Aichurek Kurmanbekova, who got her start in human rights working for the Kyrgyz embassy in Turkmenistan and is currently a fellow at George Washington University’s Central Asia Program, spoke of the unique difficulties that local researchers face in doing activist work. Kurmanbekova raised an important point: While it is necessary to raise sensitive issues, it’s important to be aware of how the social and political repercussions don’t affect all researchers equally.
During fieldwork in southern Kyrgyzstan when she and a colleague from the UK were eating lunch, they noticed they were being followed by the police. Kurmanbekova realized that the dangers of this situation were different for her and her partner. “The worst that could happen to him is that he could get kicked out of the country,” she said. “But for me?”

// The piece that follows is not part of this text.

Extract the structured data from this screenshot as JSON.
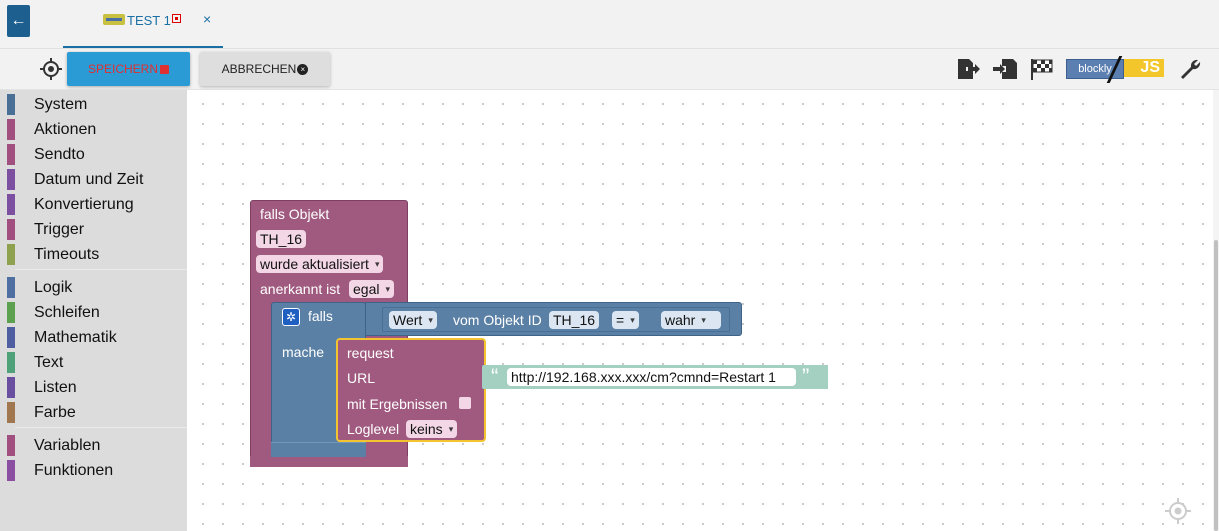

Edward Lemon, a fellow at the Daniel Morgan Graduate School, called this difference in risk an example of “academic capital and privilege.”
Lemon identified proxy repression as an additional risk for local researchers. Oftentimes, autocratic regimes will target the extended families of those who voice criticism while abroad. Miles said she often hesitated to publish research knowing that state authorities are very interested to read the results, both for analysis purposes but also to target those who opened up about human rights abuses to foreign researchers. There’s an inherent tension between the need for researchers to do no harm and the benefits of publishing.
Miles pushed the panel to discuss how to publish research and create networks that help human rights activists without generating harm for their communities. “But is it effective research if I’m not able to publish anything?” Miles raised the question of transnational activism, often touted as the most effective form of activism, and challenged the idea that being connected to well-known international organizations or Western donors would always help. Sometimes this attention puts a target on local activists that would not have existed without international intervention.
There are no easy answers to any of the tensions identified during the roundtable. But it is very promising that these conversations are happening at all, especially between scholars, practitioners, and local activists to account for divergent goals and time horizons.